Last Friday I saw M. Night Shyamalan’s film The Happening. (Don’t worry, no real spoilers follow.) Science types will squirm during a few parts. There’s really very few physics issues to complain about, but the biologists and biochemists will blow a gasket. I wouldn’t worry about it too much - it’s a horror film, and suspension of disbelief is not strained too badly within the internal universe of the film which is really all we can ask in this genre.
I’ll leave the fun dissecting the biology errors to the biology sites (Popular Mechanics has a good article already). Suffice it to say that evolution doesn’t have motives and act suddenly with malice aforethought. And plants don’t work that way anyway. And survival adaptations don’t even come close to working that way either.
Well, I’ll mention my one physics quibble. A character is hit in the chest with a shotgun blast at a range of about one foot. The buckshot pattern on his chest is probably a foot in diameter. Shotguns do not spread like that. At a range of one foot the pattern of buckshot wouldn’t really be all that much bigger than the opening of the barrel. If it were as portrayed on film, the weapon would be essentially useless at ranges of above a yard, which is clearly not the case.

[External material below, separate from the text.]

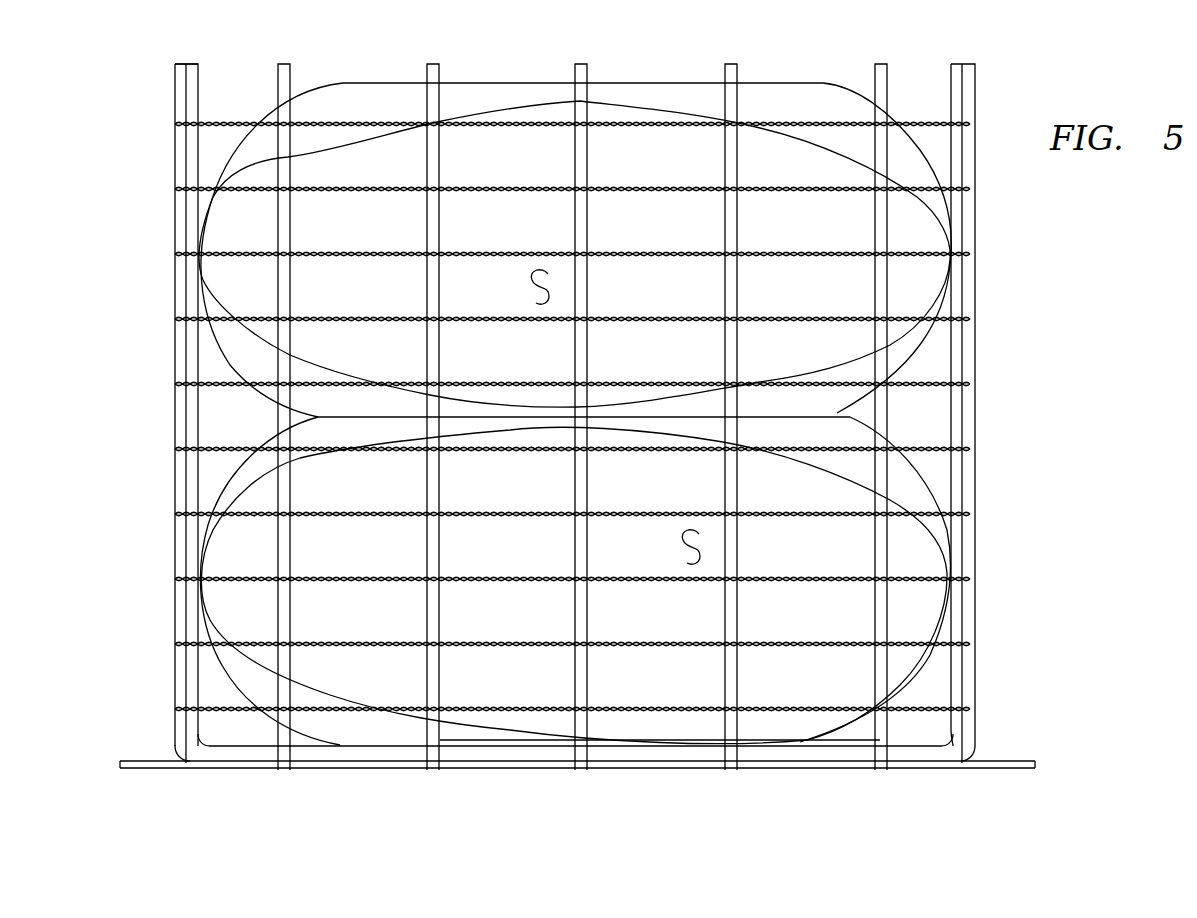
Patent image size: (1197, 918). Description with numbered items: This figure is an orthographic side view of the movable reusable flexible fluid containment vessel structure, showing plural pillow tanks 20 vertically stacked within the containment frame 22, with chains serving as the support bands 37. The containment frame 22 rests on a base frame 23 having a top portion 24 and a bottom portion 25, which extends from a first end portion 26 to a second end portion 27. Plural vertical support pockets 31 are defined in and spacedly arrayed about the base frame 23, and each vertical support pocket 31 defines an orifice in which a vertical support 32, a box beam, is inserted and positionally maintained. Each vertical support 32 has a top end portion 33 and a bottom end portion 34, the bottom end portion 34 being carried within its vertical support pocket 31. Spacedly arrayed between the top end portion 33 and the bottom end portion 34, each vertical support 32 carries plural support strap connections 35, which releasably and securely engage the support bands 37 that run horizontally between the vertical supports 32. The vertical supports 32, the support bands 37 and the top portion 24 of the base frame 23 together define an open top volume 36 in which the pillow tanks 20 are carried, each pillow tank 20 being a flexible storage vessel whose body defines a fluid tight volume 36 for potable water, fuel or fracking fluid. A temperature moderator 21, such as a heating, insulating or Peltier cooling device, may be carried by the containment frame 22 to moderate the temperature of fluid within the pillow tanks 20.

There’s a few philosophy and politics of science issues. You’ll see them. It’s not a subtle film. The old tropes that “Scientists Are Not Omniscient” and “There Are Mysteries Beyond Our Understanding” get taken out for a spin. The first is true and the second is probably true, but it’s also true that it’s possible to type with your toes. After all, science isn’t good at everything but it’s very good at the sort of thing found in the movie. The phenomenon at issue in the film (were it possible, which it’s not) would be thoroughly characterized and counteracted faster than you can say DARPA funding. After all, plant biology is complicated but it’s not nearly an Unsolvable Mystery. The possible larger implication that Humanity Needs To Go is a bit troubling. The New Republic calls that implication The Most Morally Abhorrent Movie Ever Made, but that’s just silly. The TNR reviewer believes that one particular scene juxtaposing of pregnancy with death means Shyamalan thinks new human life is environmentally evil. I think the point is the much simpler idea that a horror film is supposed to frighten, and new life facing death is frightening. It’s a summer scary movie and should be taken nearly that seriously regardless.
All told, I thought it was a much stronger effort than his previous two films. For film quality, I give it a solid B and recommend it as a fun and creepily atmospheric exploration of one of the more horrifying scenarios contemplated on the big screen. Just don’t think too hard about it, draw moral lessons from it, or expect it to be a critical favorite.
1 response so far ↓
1 Uncle Al // Jun 16, 2008 at 9:14 am
http://www.firearmsid.com/A_distshotpatt.htm
Shot dispersion starts around 10 foot separation between muzzle and target. A shotgun loaded with #4 buckshot is very effective at dissuading mobs at 50 foot separation - if not from the initial “click-click” then certainly by the second.